Si fa notare, sin dalle prime pagine, la sua maestosa capacità di trasformare il personale in universale: raccontando la vita e la morte di sua madre, l’autrice trasforma il suo dolore e lo fa diventare nostro, senza dirci molto di questo dolore, senza per forza descriverlo e definirlo in un’immagine cristallina (d’altronde, il dolore di certo cristallino non è), ma con la solita necessità di raccontarsi per lasciar andare, di concedersi per diventare altro da sé, per far diventare la sua storia mille altre storie, ma senza farle perdere nemmeno un grammo della sua individualità. Quello che succede, succede a lei in prima persona, ma lì non si ferma e nella pagina incontra la vita e la storia di tutti noi lettori: Ernaux permette alla scrittura, alle parole nero su bianco, di elaborare e rielaborare il suo vissuto per farne un’esperienza collettiva riconoscibile per molti. È impossibile non riconoscersi nelle parole di Annie, nella paura di perdere la madre e di smarrire, assieme a lei, ogni legame con le proprie radici, nella consapevolezza che la scomparsa di una madre equivale a convivere con una sedia vuota, avvolta nelle tenebre, che nessuno (forse solo noi stessi) potrà mai riempire nuovamente.

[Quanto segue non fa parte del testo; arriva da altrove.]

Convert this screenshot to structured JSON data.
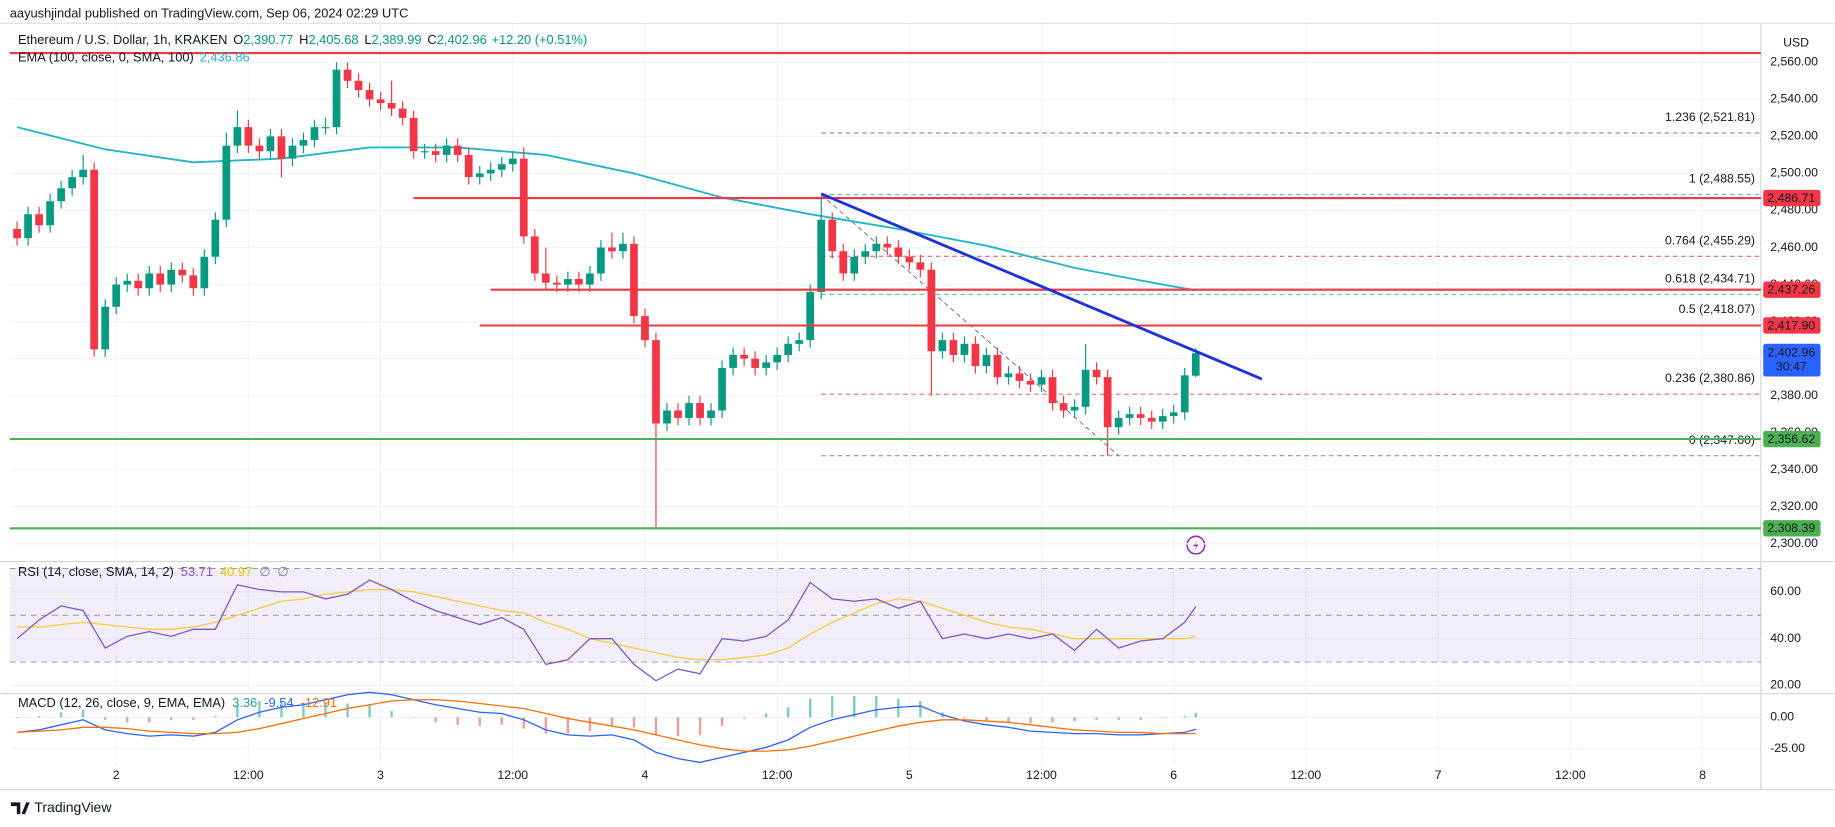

Sto leggendo questo libro con un gruppo di corsiste di francese livello B1/B2, le quali riescono a comprendere benissimo quello che leggono: può essere che qualche parola sfugga loro, ma riescono comunque sempre ad afferrarne il senso generale. Per cui, se hai una conoscenza della lingua francese abbastanza strutturata, buttati pure sulla versione originale.